As predicted, Wednesday’s unstable atmospheric conditions brought severe weather and heavy rain to this area.

Stories concerning the two major storm damage paths (straight line winds from Cuba to Pacific and microbursts and straight line winds from Union to Chesterfield) can be found elsewhere in this edition.

According to the National Weather Service, most of Franklin County received at least 1 inch of precipitation. An area around Washington and to the east (and up to around Augusta) received at least 2.5 inches. Another small area south of Gerald near the Gasconade County line also received at least 2.5 inches.

An area south of Piney Park and north of the Little Indian Creek State Conservation area received less than an inch of precipitation.

A total of 2.7 inches of precipitation was measured at The Missourian office in Downtown Washington Thursday morning at 8 a.m. That’s the heaviest precipitation measurement since heavy storms came through the area April 14, 2012. That night’s rainfall left 3.3 inches of rain in the gauge.

It was the first measurable precipitation since April 1 and pushed the monthly precipitation to 2.73 inches.

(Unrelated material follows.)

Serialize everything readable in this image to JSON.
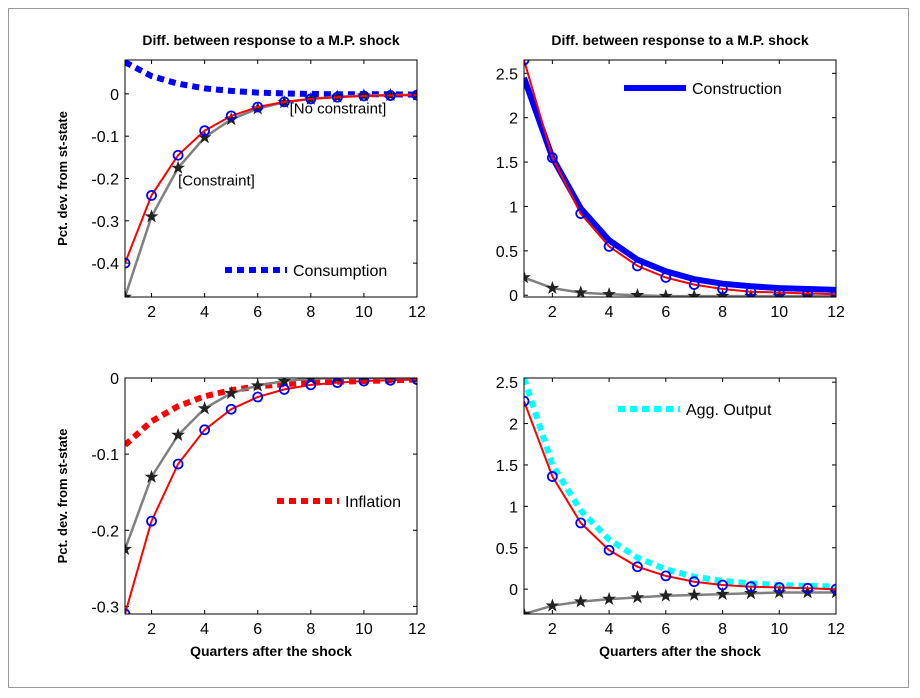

For the year, a total of 14.72 inches of precipitation has been measured.

For 2013 so far, monthly precipitation has been:

• 4.09 inches in January;

• 2.93 inches in February;

• 4.97 inches in March; and

• 2.73 inches in April.

For the same time in 2012, a total of 10.83 inches of precipitation had been measured. The yearly total was 33.27 inches.

In 2011, precipitation through April 12 was 13.11 inches. The yearly total in 2011 was 57.8 inches.

In 2010, the April 12 total was 9.14 inches. The total for that year was 59.48 inches.

In 2009, the total through April 12 was 10.13 inches. The yearly total ended at 73.13 inches, the second-wettest year on record since precipitation totals first were kept in 1951.

The wettest year on record, 2008 (76.81 inches) had a total of 26.7 inches of precipitation through April 12.


While local rain was heavy, it’s not expected to cause significant problems on area rivers.

The heavy rainfall is expected to push the Missouri River up to 16 feet over the weekend. That’s still below the 20-foot flood stage.

The Friday 7 a.m. stage was 14.47 feet.

The Bourbeuse River in Union is expected to spike up, but it was unclear Friday morning where the river would crest. It was at 10.01 feet at 7 a.m. Friday, above the initial crest projection of 9.8 feet Saturday. The National Weather Service will be updating its crest prediction.

Action stage is 13 feet and flood stage in Union is 15 feet.

The Meramec River near Sullivan is expected to crest near 6 feet. Flood stage there is 11 feet.

At 7 a.m. Friday, the river was measured at 5.69 feet.

The Meramec River near Pacific is expected to crest near 6.8 feet. Flood stage is 15 feet.

The river was measured at 4.42 feet at 7 a.m. Friday morning.